Quinsaï, les origines du papier peint
Lorsque Marco Polo, parti en 1271 de Venise, arrive six ans plus tard dans la ville de Quinsaï - actuelle Hángzhōu à cent kilomètres de Shanghai - il est frappé par le fourmillement de cet immense port. La cité, qu’il n’hésite pas à sacrer « plus importante et plus belle ville au monde »*. Marco Polo fit son entrée dans la courte liste des privilégiés reçus par le Grand Khan, le cinquième plus précisément, Kubilaï, et il passa près de 17 ans au service du Khan en Chine et dans les territoires voisins.
Quinsaï, la « ville du Ciel », possède les plus beaux palais et châteaux de la région, nichés sur les hauteurs face à la mer. Là, plus encore qu’ailleurs en Chine, les fêtes somptueuses succèdent aux soirées féeriques ruisselantes d’or et d’argent, une foule chatoyante se croise au milieu de foisonnants décors. Le palais royal, au centre de la ville, croule sous les dorures et les luxueux papiers recouverts de motifs. Les yeux de Marco Polo s’émerveillent à la vue de palais entièrement verts, de vastes scènes de batailles ornant les murs tout autour de lui.
A-t-il pu s’empêcher de toucher les précieux papiers sur lesquels ces fresques avaient été peintes ? Sans doute pas. Car le raffinement des décorations chinoises et l’usage du papier, à la fois comme ornement et comme monnaie, sont peut-être les souvenirs les plus tenaces rapportés par le voyageur de ces vingt années passées sur les routes de la soie. A son retour en Europe, Marco Polo raconte comment le papier peint capte l’oeil et habille un intérieur, et c’est donc en partie grâce à lui que ces décors muraux connaîtront une popularité grandissante en occident. Lorsqu’il a découvert les papiers Chinois, ces derniers en maîtrisaient la technique depuis longtemps.
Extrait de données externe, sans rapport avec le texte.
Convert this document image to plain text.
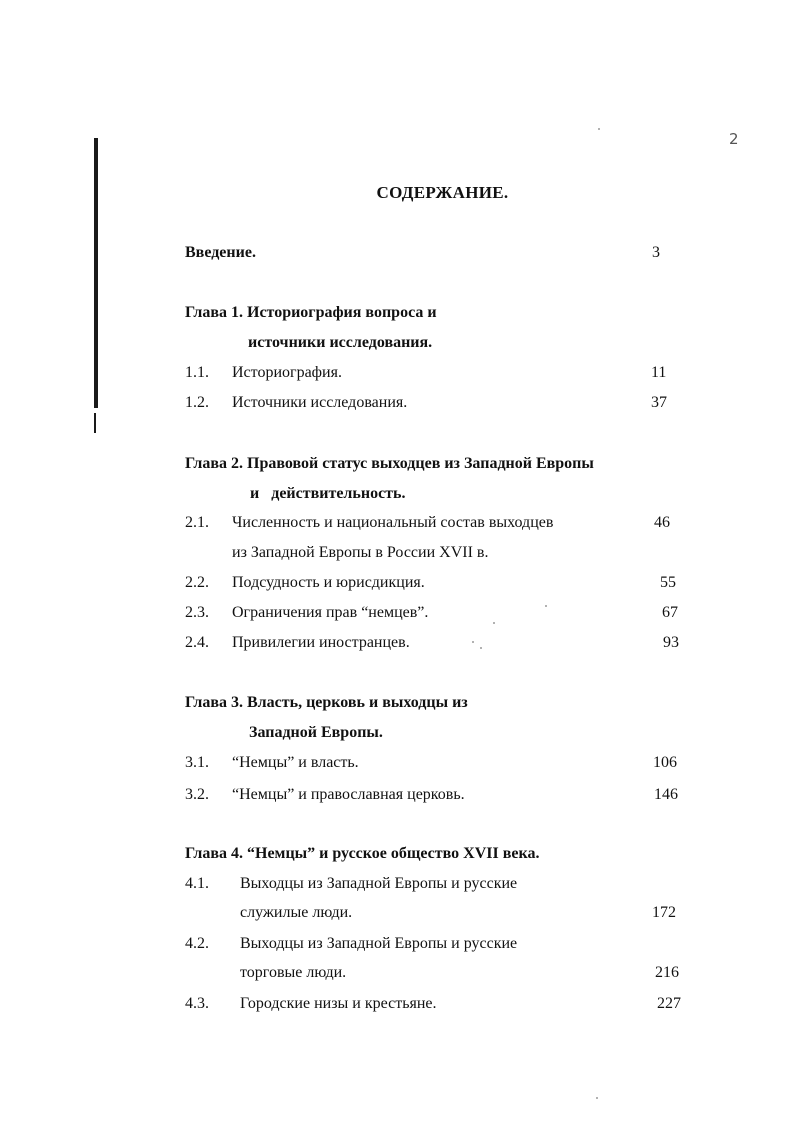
2
СОДЕРЖАНИЕ.
Введение.	3
Глава 1. Историография вопроса и
источники исследования.
1.1. Историография.	11
1.2. Источники исследования.	37
Глава 2. Правовой статус выходцев из Западной Европы
и   действительность.
2.1. Численность и национальный состав выходцев	46
из Западной Европы в России XVII в.
2.2. Подсудность и юрисдикция.	55
2.3. Ограничения прав “немцев”.	67
2.4. Привилегии иностранцев.	93
Глава 3. Власть, церковь и выходцы из
Западной Европы.
3.1. “Немцы” и власть.	106
3.2. “Немцы” и православная церковь.	146
Глава 4. “Немцы” и русское общество XVII века.
4.1. Выходцы из Западной Европы и русские
служилые люди.	172
4.2. Выходцы из Западной Европы и русские
торговые люди.	216
4.3. Городские низы и крестьяне.	227
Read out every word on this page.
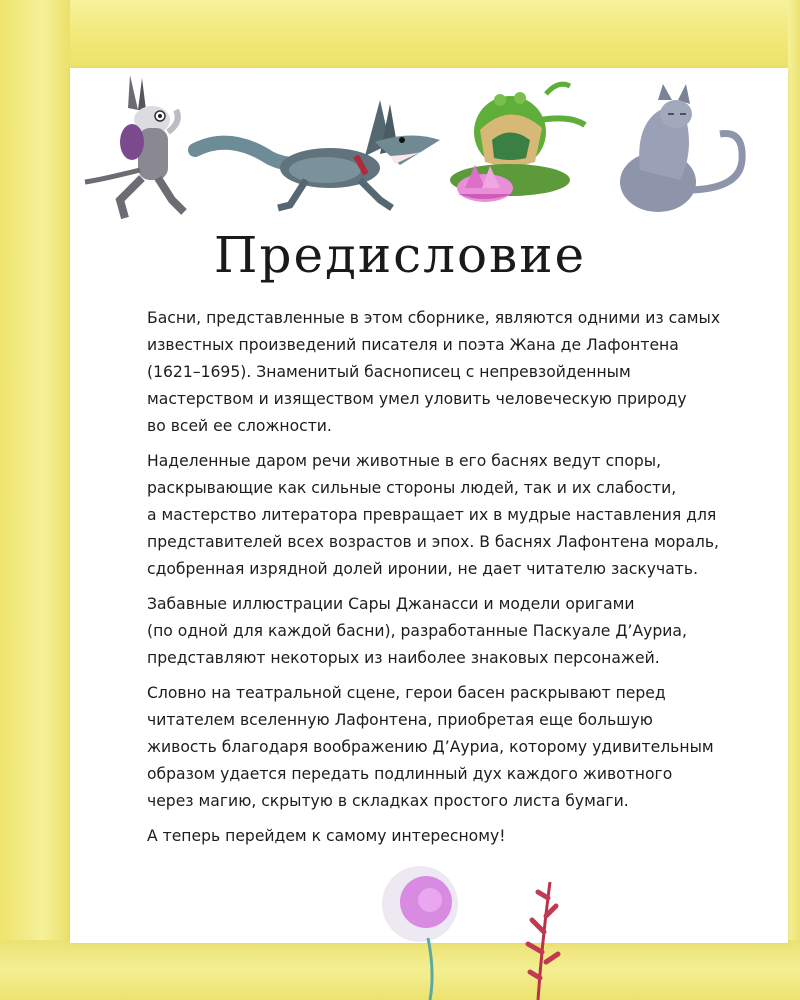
Предисловие

Басни, представленные в этом сборнике, являются одними из самых
известных произведений писателя и поэта Жана де Лафонтена
(1621–1695). Знаменитый баснописец с непревзойденным
мастерством и изяществом умел уловить человеческую природу
во всей ее сложности.

Наделенные даром речи животные в его баснях ведут споры,
раскрывающие как сильные стороны людей, так и их слабости,
а мастерство литератора превращает их в мудрые наставления для
представителей всех возрастов и эпох. В баснях Лафонтена мораль,
сдобренная изрядной долей иронии, не дает читателю заскучать.

Забавные иллюстрации Сары Джанасси и модели оригами
(по одной для каждой басни), разработанные Паскуале Д’Ауриа,
представляют некоторых из наиболее знаковых персонажей.

Словно на театральной сцене, герои басен раскрывают перед
читателем вселенную Лафонтена, приобретая еще большую
живость благодаря воображению Д’Ауриа, которому удивительным
образом удается передать подлинный дух каждого животного
через магию, скрытую в складках простого листа бумаги.

А теперь перейдем к самому интересному!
En 1712, lorsque l’Angleterre met en place une taxe sur l’importation des papiers chinois, la fabrication s’industrialise en France… Un artisan particulièrement doué, Jean-Baptiste Réveillon, y développe de luxueux mélanges de soie et de papier, et travaille des motifs de fleurs de lys et d’oiseaux tropicaux.
Les esprits baroque, rococo ou néoclassiques influencent tour à tour les motifs, avant que la mode des trompes-l’oeil et des panoramas ne l’emporte. Des grandes fresques luxuriantes sont alors imprimées sur des papiers toujours plus luxueux : perroquets, fruits exotiques, végétations sauvages s’amoncellent sur des pans de papiers toujours plus blancs.
C’est que le papier peint a toujours reflété, par ses motifs ou sa conception, les plus belles ambitions artistiques de son époque. Il a été le terrain de jeu du Bahaus, de l’Art Nouveau, ou encore de l’Union des Arts Décoratifs. Cézanne, Degas et Matisse ne se sont-ils pas inspirés de ses riches motifs pour composer leurs toiles ? Georges Braque a travaillé leur matière même dans ses collages. Quant à Picasso, il a poussé l’audace jusqu’à concevoir sa fameuse toile de La Femme à la Toilette (1937) uniquement avec du papier peint.
Ainsi, ces mystérieux papiers qui firent la richesse de Quinsaï, mille fois transformés au fil du temps, continuent de vivre et d’inspirer les créateurs. En chacun d’eux, se niche un explorateur, prêt à nous faire partager ses rêves de voyages, ses visons lointaines et féériques et à réinventer notre quotidien.